DNA Extraction for Microbial Studies

Mucosal scrapings and fecal samples were centrifuged at 14,000 rpm for 30 sec and re-suspended in 500μl RLT buffer (Qiagen, Valencia, CA) (with β- mercaptoethanol). Sterile 5mm steel beads (Qiagen, Valencia, CA) and 500μl sterile 0.1mm glass beads (Scientific Industries, Inc., NY, USA) were added for complete bacterial lyses in a Qiagen TissueLyser (Qiagen, Valencia, CA), run at 30Hz for 5min. Samples were centrifuged briefly and 100μl of 100% ethanol was added to a 100μl aliquot of the sample supernatant. This mixture was added to a DNA spin column, and DNA recovery protocols were followed as instructed in the QIAamp DNA Mini Kit (Qiagen, Valencia, CA) starting at step 5 of the Tissue Protocol. DNA was eluted and diluted to a final concentration of 20ng/μl.
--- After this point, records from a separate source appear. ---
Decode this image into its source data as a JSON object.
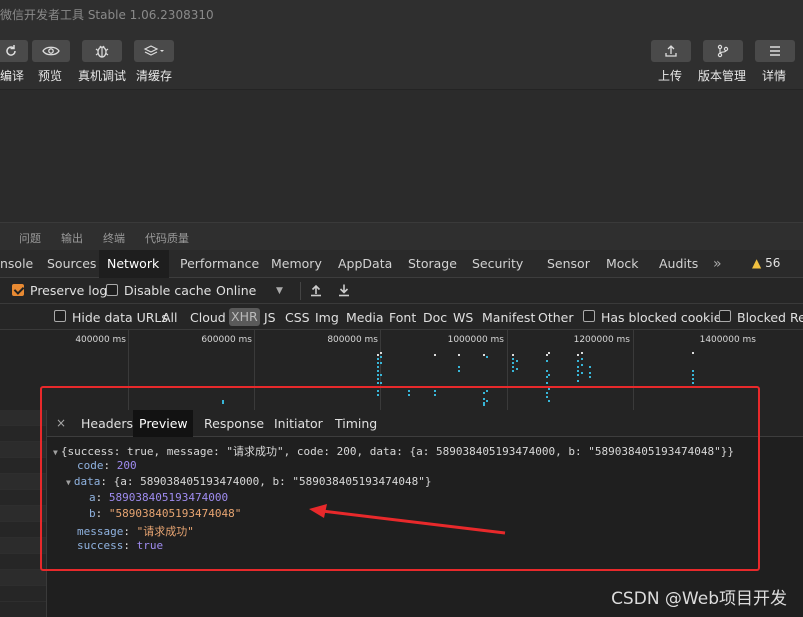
{
  "window": {
    "title": "微信开发者工具 Stable 1.06.2308310"
  },
  "toolbar": {
    "left": [
      {
        "label": "编译",
        "icon": "refresh-icon"
      },
      {
        "label": "预览",
        "icon": "eye-icon"
      },
      {
        "label": "真机调试",
        "icon": "bug-icon"
      },
      {
        "label": "清缓存",
        "icon": "layers-icon"
      }
    ],
    "right": [
      {
        "label": "上传",
        "icon": "upload-icon"
      },
      {
        "label": "版本管理",
        "icon": "branch-icon"
      },
      {
        "label": "详情",
        "icon": "menu-icon"
      }
    ]
  },
  "panel_tabs": [
    "问题",
    "输出",
    "终端",
    "代码质量"
  ],
  "devtools_tabs": [
    "nsole",
    "Sources",
    "Network",
    "Performance",
    "Memory",
    "AppData",
    "Storage",
    "Security",
    "Sensor",
    "Mock",
    "Audits"
  ],
  "devtools_active_tab": "Network",
  "devtools_more": "»",
  "warnings": {
    "icon": "warning-icon",
    "count": "56"
  },
  "network_toolbar": {
    "preserve_log": "Preserve log",
    "disable_cache": "Disable cache",
    "throttle": "Online",
    "preserve_checked": true
  },
  "filter": {
    "hide_data_urls": "Hide data URLs",
    "types": [
      "All",
      "Cloud",
      "XHR",
      "JS",
      "CSS",
      "Img",
      "Media",
      "Font",
      "Doc",
      "WS",
      "Manifest",
      "Other"
    ],
    "selected_type": "XHR",
    "has_blocked_cookies": "Has blocked cookies",
    "blocked_requests": "Blocked Requ"
  },
  "timeline": {
    "ticks": [
      "400000 ms",
      "600000 ms",
      "800000 ms",
      "1000000 ms",
      "1200000 ms",
      "1400000 ms"
    ]
  },
  "detail": {
    "close": "×",
    "tabs": [
      "Headers",
      "Preview",
      "Response",
      "Initiator",
      "Timing"
    ],
    "active_tab": "Preview",
    "preview": {
      "summary": "{success: true, message: \"请求成功\", code: 200, data: {a: 589038405193474000, b: \"589038405193474048\"}}",
      "code_key": "code",
      "code_val": "200",
      "data_key": "data",
      "data_summary": "{a: 589038405193474000, b: \"589038405193474048\"}",
      "a_key": "a",
      "a_val": "589038405193474000",
      "b_key": "b",
      "b_val": "\"589038405193474048\"",
      "message_key": "message",
      "message_val": "\"请求成功\"",
      "success_key": "success",
      "success_val": "true"
    }
  },
  "watermark": "CSDN @Web项目开发",
  "colors": {
    "annotation": "#e8292b",
    "active_tab_bg": "#1e1e1e",
    "checkbox": "#e88a33"
  }
}
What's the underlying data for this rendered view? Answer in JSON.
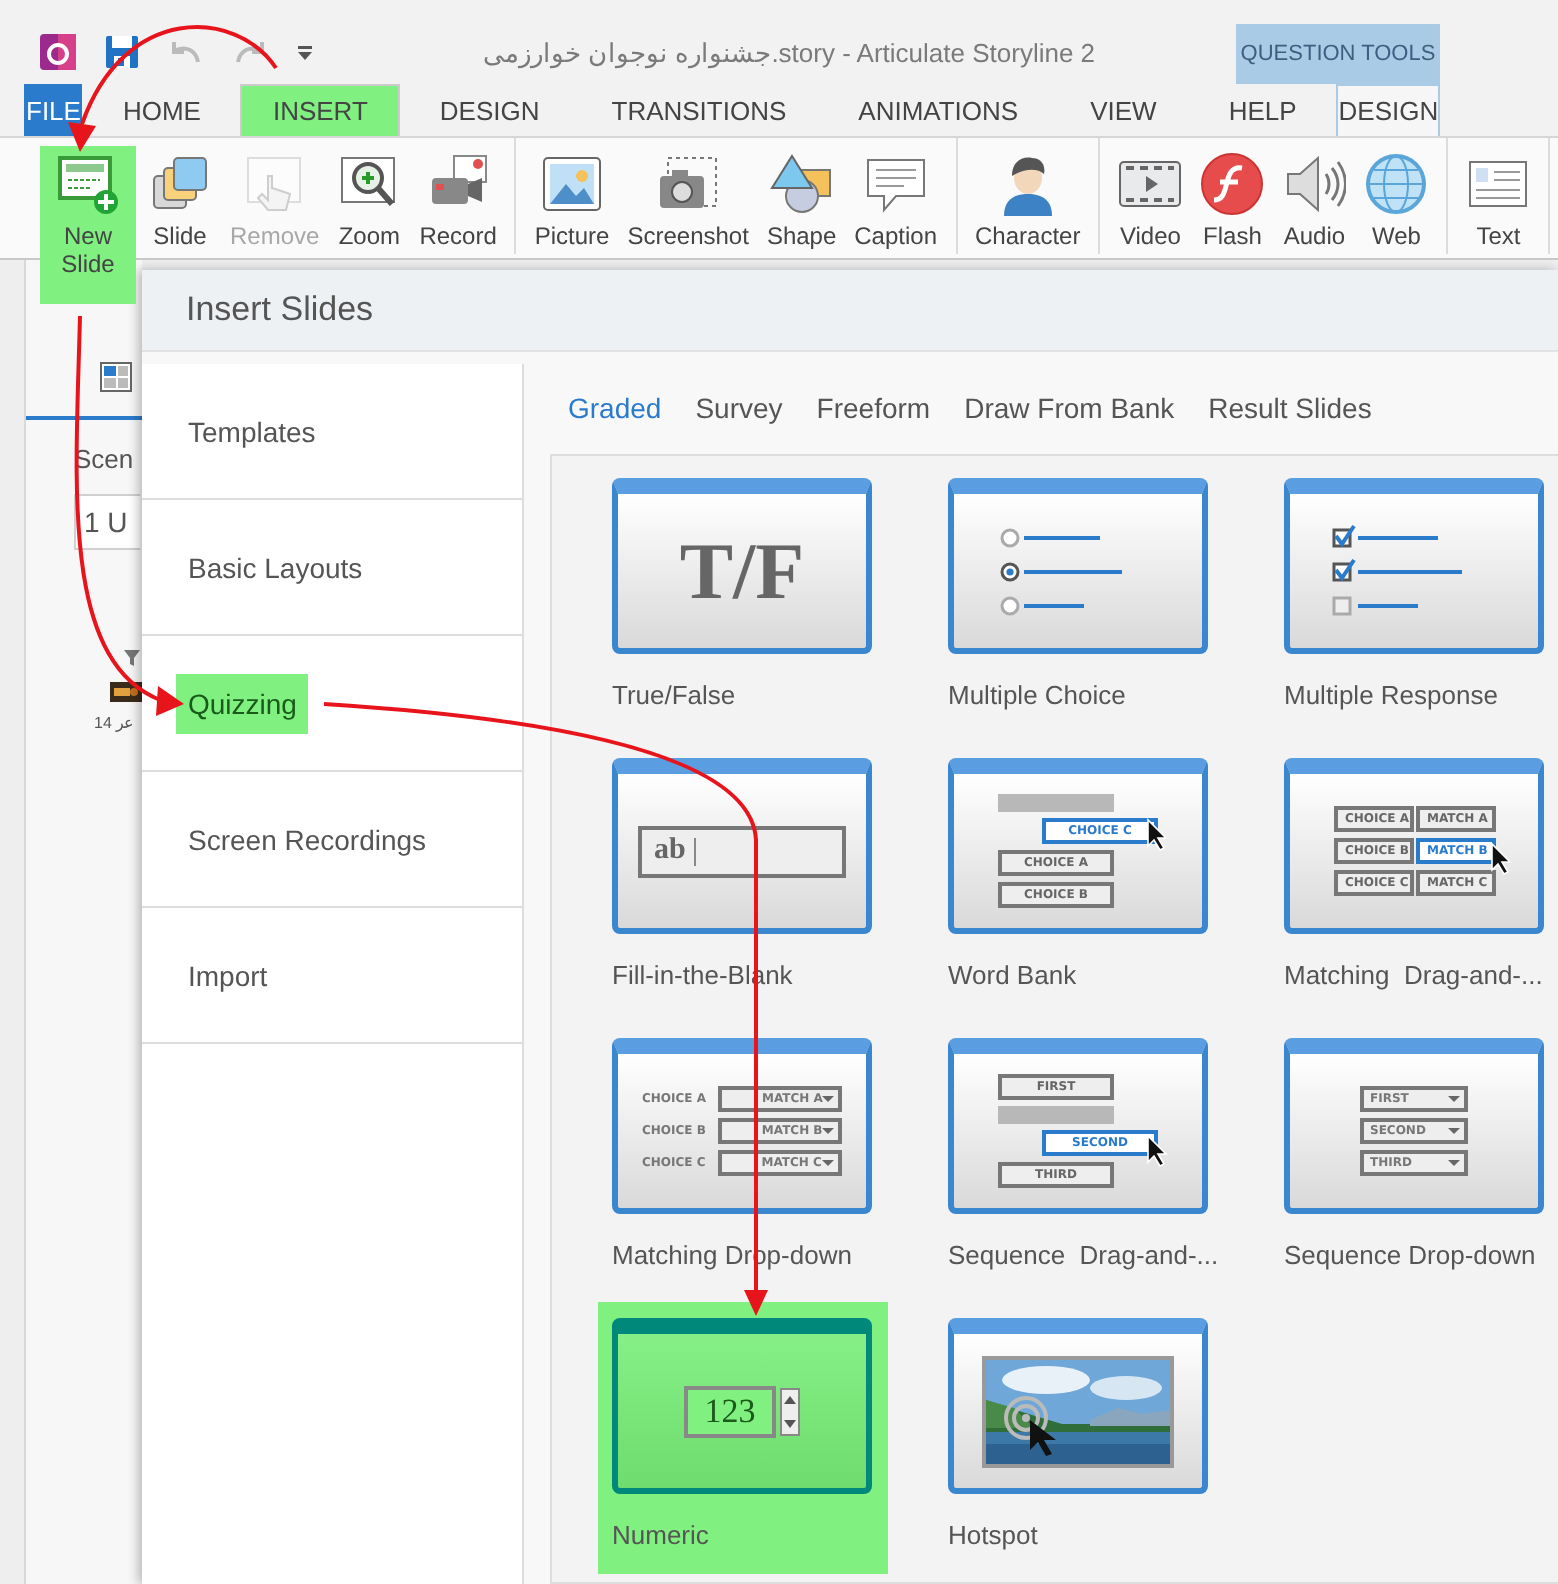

Massively Parallel bTEFAP and Bacterial Diversity Data Analysis

Massively parallel bacterial tag-encoded FLX-Titanium amplicon pyrosequencing (bTEFAP) utilizes Titanium reagents and procedures, and a one-step PCR, mixture of Hot Start and HotStar high fidelity taq polymerases, utilizing primers 28F to 519R (amplifying the V1-V3 [numbered in relation to E. coli rRNA] region of the 16S rRNA gene, for the dam samples) or 357R to 926F region (amplifying the V3-V5 regions, for the independent female experiments). The bTEFAP procedures were performed at the Research and Testing Laboratory, (Lubbock, TX, USA) and the Alkek Center for Metagenomics and Microbiome Research Center (Houston, TX, USA), respectively. The previously obtained offspring microbiota data9 was re-analyzed from the perspective of age dependent changes. Clostridia analyses were based on clusters delineated in Krogius-Kurikka et al.11 Raw 454 sequence data was processed using a combination of software tools. Multiplexed reads were assigned to their originating samples, quality trimmed (average > = 25, no barcode mismatches allowed), and filtered (minimum length = 200, no homopolymers > 10bp, maximum number of ambiguous bases per read = 1) using Mothur.12 Trimmed reads were then normalized across all samples using an in-house script designed to randomly choose a user-specified number of reads from each sample. In the microbiota analysis of the dam colonic mucosa after normalization of sequence reads 3200 reads per sample were chosen. In the dietary switch experiment 15,000 reads per sample were chosen. These normalized read sets were then subjected to OTU based analysis utilizing CloVR.13 CloVR is an application that integrates multiple state-of-the-art analysis tools into a single program. Chimeric sequences were detected and removed via UCHIME,14 phylogenetic distance metrics were generated by QIIME (OTU defined as 97% identity),15 and statistics were generated by Metastats.16 Sequences with identity scores (to known or well characterized 16S rRNA sequences) greater than 97% identity (< 3% divergence) were resolved at the species level, between 95% and 97% at the genus level, and below 85% to the phylum. P values are the results of uncorrected, unpaired, two-tailed T tests, analysis of variance (ANOVA), or Mann-Whitney U test between the experimental groups.

Results

Methyl-donor Supplementation Did Not Separate Colonic Mucosal and Fecal Microbiota in Female Mice

The effect of MD supplementation on maternal colonic mucosal microbiota composition was investigated. Neither weighted nor unweighted principal component analysis (PCA) of the data revealed MD induced microbiota separation in the dams (Fig. 1). We used weighted PCA to limit for outliers and increase the robustness of the microbiota comparisons for the purposes of the figure. The negative result on microbiota separation is consistent with our findings that MD supplementation after 30 d of life did not affect dextran sulfate sodium (DSS) induced colitis susceptibility9 since the severity of DSS colitis is significantly influenced by intestinal microbiota composition.17 These observations argue that MD supplementation does not induce maternal microbiota separation and suggest that it is unlikely that the inherited maternal microbiota altered the offspring colitis phenotypes. Rather, the reprogramming of immunologic development upon maternal MD supplementation is likely to occur in the offspring. The reprogrammed immune system then could lead to altered gut microbiota development.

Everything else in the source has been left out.